Team Brews Hot Program: Java-based intranet budding brainchild of CNU professors (Daily Press)

Team Brews Hot Program

Java-based intranet budding brainchild of CNU professors

David Doughty had it all planned out.

In late 1995, the Christopher Newport University physics professor was about to present a slide show to fellow professors in Berkeley, Calif.

Doughty had arranged for 10 British physicists to follow the presentation. He sent his slides to England and set up a conference call with them so they could hear what he was saying.

But the slides never made it. And without them, the presentation quickly became too difficult for the British to follow.

"They listened for five minutes and then just gave up," Doughty said. "I was very sour about it. That shouldn't have happened in this day and age."

The mishap, however, inspired Doughty and another CNU professor, David Heddle, to found JDH Technologies, a fledgling Oyster Point software company on Canon Boulevard.

Two years ago, Heddle and Doughty believed there had to be a better way to send slides to England than via airplane. They knew of one possibility: using "groupware," or "collaboration software," to set up mini-networks.

Collaboration software is useful because it allows graphics to be accessed "live" by many different people at once. If Doughty had used collaboration software at the Berkeley lecture, for example, he could have highlighted parts of his slides with his mouse and those at computer terminals in England would have seen it.

The catch: Though it's cheap to send e-mail and graphics via the Internet, collaboration software is expensive.

"There was a big gap between the e-mail and the groupware's cost," said Robert Hodson, a CNU professor and also the company's senior software scientist.

JDH says it has changed all that. Using Java, a relatively new language created by Sun Microsystems, JDH wrote collaboration program that it says is easy to run.

In early 1996, Heddle and Doughty team-taught a class - one of the first in its kind in the country, they say - on Java. They and their students developed what Heddle calls a ``crude prototype'' of a chat system using Java.

Then, over 1996 and 1997, they gradually developed a collaboration program.

Because a Java program can be read by all machines, it takes less expertise, and less expense to set up a network. For example, JDH's collaboration software, unlike many others, can be downloaded from its Internet site - www. jdtech.com - onto an individual computer, rather than having to be installed at each machine using disks.

By mid-1997, JDH's software was ready. The company's software allows small groups, such as schools and businesses, to form their own private "online communities" - something that in the past only large businesses could generally afford to do.

Those within each community can chat, e-mail one another, post messages on internal bulletin boards, create pages on an "internal web" and, yes, even hold interactive slide shows.

The program also allows simultaneous and coordinated use of the Internet.
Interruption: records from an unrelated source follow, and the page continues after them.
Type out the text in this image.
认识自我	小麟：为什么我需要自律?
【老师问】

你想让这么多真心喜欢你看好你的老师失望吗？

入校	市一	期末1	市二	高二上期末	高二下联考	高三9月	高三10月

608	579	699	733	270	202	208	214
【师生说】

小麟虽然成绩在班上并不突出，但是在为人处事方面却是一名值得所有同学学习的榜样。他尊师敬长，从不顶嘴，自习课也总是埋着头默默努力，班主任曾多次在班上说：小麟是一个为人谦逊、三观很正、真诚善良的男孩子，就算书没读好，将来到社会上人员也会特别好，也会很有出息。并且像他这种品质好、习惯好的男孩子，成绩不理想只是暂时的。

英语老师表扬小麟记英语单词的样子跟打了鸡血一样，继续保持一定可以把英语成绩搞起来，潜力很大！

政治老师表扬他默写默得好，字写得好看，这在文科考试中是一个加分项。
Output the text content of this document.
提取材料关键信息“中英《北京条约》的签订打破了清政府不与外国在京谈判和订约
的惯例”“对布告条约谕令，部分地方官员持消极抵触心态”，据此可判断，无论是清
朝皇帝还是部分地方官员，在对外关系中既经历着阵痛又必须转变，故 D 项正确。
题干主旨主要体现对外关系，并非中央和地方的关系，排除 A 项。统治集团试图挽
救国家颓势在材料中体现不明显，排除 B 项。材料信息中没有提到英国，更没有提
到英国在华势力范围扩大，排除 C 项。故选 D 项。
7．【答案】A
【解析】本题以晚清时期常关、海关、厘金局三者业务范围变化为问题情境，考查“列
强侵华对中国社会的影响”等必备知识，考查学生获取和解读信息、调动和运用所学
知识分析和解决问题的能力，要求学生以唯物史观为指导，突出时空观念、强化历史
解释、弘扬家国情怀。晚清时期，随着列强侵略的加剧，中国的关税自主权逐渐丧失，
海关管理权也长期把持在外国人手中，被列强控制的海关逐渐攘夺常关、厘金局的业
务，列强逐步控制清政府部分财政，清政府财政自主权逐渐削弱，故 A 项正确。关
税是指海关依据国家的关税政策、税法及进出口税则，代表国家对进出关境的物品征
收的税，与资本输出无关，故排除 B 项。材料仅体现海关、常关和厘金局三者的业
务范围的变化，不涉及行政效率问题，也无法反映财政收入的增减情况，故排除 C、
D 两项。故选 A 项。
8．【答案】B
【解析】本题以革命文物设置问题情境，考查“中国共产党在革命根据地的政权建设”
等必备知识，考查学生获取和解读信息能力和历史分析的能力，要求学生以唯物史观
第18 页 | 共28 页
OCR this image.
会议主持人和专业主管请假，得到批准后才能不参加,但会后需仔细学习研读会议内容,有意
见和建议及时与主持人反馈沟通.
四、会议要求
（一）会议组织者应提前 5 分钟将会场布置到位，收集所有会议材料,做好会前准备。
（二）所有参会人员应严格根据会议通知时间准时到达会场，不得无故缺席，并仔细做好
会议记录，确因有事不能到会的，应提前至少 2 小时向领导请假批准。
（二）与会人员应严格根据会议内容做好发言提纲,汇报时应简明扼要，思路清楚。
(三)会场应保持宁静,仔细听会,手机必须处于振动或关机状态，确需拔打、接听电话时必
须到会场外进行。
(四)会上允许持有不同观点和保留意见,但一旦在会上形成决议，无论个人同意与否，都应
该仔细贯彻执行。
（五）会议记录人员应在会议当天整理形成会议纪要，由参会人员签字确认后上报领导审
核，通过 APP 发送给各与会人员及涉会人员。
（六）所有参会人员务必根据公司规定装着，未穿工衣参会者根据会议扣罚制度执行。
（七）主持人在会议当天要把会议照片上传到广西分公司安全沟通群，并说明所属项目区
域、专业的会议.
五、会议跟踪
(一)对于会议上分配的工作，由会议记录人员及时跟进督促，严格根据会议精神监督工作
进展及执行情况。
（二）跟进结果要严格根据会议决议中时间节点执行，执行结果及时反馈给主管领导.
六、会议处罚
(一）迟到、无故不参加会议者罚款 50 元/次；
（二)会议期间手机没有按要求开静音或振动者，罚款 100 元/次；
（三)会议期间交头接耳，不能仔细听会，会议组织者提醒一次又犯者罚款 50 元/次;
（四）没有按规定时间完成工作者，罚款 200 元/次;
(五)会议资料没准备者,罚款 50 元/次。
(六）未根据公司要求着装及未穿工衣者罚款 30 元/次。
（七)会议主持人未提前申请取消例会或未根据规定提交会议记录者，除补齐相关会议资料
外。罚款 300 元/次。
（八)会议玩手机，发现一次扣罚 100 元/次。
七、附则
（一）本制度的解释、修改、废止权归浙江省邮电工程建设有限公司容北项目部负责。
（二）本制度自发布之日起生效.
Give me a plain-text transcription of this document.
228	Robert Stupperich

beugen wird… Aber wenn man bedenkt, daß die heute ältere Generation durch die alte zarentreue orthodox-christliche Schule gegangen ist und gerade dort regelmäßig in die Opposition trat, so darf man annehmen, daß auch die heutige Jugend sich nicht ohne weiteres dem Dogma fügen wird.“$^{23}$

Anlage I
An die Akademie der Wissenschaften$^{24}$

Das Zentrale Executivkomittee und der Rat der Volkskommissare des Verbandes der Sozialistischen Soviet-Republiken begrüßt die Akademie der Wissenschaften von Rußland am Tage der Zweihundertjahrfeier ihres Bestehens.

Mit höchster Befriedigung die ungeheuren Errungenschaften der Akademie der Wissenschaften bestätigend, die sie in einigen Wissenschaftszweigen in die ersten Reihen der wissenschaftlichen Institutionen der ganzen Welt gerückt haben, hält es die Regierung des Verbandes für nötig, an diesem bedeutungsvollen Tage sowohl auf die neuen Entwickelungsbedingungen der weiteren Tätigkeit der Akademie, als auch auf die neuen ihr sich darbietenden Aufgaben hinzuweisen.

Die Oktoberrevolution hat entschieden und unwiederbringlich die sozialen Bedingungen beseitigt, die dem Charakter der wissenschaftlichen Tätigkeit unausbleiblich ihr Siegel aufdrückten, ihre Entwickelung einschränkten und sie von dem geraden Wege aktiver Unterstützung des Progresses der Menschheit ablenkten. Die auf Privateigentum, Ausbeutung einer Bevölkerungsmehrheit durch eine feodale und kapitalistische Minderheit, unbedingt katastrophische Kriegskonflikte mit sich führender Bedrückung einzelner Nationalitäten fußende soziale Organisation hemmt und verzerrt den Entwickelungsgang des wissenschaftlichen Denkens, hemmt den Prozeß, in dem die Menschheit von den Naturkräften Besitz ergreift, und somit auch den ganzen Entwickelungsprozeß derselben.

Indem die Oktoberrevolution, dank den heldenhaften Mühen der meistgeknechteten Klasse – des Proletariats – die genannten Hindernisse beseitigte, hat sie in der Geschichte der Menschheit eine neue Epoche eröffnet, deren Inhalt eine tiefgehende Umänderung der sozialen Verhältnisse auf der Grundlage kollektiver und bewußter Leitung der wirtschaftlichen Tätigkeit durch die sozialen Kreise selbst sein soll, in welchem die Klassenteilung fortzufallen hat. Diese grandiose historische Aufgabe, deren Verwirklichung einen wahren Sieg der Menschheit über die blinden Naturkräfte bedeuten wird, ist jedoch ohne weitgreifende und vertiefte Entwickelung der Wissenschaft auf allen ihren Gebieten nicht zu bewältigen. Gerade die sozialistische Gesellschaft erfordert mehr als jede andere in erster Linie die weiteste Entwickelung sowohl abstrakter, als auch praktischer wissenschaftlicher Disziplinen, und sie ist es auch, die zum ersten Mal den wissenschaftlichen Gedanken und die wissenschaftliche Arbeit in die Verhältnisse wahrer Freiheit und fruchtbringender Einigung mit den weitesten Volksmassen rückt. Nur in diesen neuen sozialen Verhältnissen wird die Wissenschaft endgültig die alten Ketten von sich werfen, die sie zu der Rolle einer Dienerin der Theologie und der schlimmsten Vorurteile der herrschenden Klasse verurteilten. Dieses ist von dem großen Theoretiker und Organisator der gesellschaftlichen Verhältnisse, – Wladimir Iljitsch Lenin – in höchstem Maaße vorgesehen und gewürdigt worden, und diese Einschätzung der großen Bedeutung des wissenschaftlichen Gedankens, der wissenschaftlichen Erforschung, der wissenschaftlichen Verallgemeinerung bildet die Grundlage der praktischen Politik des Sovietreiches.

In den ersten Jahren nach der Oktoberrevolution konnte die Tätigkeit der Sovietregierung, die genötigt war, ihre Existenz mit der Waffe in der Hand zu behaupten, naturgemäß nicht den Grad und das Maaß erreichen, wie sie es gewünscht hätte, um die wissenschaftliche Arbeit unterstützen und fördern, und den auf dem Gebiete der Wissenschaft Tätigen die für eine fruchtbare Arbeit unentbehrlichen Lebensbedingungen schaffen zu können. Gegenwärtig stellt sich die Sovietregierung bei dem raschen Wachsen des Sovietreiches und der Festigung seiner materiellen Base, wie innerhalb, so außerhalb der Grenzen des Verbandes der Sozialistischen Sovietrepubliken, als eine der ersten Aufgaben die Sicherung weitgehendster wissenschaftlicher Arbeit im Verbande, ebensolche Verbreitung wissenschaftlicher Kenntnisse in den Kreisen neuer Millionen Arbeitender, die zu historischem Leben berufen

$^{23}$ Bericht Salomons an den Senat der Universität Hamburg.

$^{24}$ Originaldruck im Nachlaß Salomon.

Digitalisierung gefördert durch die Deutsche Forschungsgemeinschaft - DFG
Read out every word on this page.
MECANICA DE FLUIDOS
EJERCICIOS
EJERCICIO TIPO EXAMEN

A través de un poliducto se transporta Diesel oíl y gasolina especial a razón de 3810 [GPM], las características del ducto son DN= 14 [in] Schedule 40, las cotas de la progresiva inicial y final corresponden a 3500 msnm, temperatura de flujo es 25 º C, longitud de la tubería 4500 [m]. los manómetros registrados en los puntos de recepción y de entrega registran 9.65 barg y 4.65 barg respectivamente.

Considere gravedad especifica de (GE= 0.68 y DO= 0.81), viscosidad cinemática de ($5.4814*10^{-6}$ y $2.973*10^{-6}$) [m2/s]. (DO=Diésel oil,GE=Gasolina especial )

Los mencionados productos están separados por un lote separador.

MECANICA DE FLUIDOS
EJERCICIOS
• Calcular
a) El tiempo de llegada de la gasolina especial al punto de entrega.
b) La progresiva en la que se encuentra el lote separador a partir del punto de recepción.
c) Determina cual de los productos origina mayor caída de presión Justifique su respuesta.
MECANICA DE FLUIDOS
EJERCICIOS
For example, a schoolteacher leading a classroom of 30 computer-using students through the White House's Web site, for example, could control the tour instead of having students go off in 30 different directions.

Costs vary depending on the number of workers. A client with 25 users, for example, costs $1,125, or $45 a client. The rate goes down to $35 a client for 100 users, $25 for 500, and so on down the line.

"If you have a company of 12 people, for just over $1,000, you can give every one of your employees access to this tool," Doughty said. "It's great for communication within the business, for going overseas, for pulling demonstrations and sending back and forth."

So far, the company has sold a system to Christopher Newport University, Thomas Nelson Community College and a private company. They are looking to grow rapidly. Right now, JDH's goal is to sell indirectly, through Internet service providers, rather than directly through customers.

To expand the business, the company will be making pitches for either venture capital or equity investment to raise money: they need to hire a small sales staff and a secretary, as well as invest in the software.

"Our goal is to build this up to be a reasonably sized software firm on the Virginia Peninsula within the next few years," Doughty says, with unchecked enthusiasm. "We think this can become a `killer-application' for the collaborative software industry."

Working nights, weekends, summers and between classes, Doughty and Heddle soon were joined by three others: a fellow CNU professor, computer scientist Robert F. Hodson; Chip Watson, a nuclear physicist at the Thomas Jefferson National Accelerator Facility; and Larry Dennis, a professor at Florida State University.

Being professors usually gives them the flexibility needed to operate the business. During the recent holiday break, Hodson, Heddle and Doughty say they were at the office almost every day. None is ready to give up teaching - at least not yet.

"We published papers related to the new technology and some of the things the technology can do," Hodson said. "It plays nicely with some of the things that are going on in school."

And the teaching gives them the inside scoop on the best students

"We have the ready access of students to pull into this company and we'd love to be able to do that," Hodson said. "We know the best Java student, or two, or three."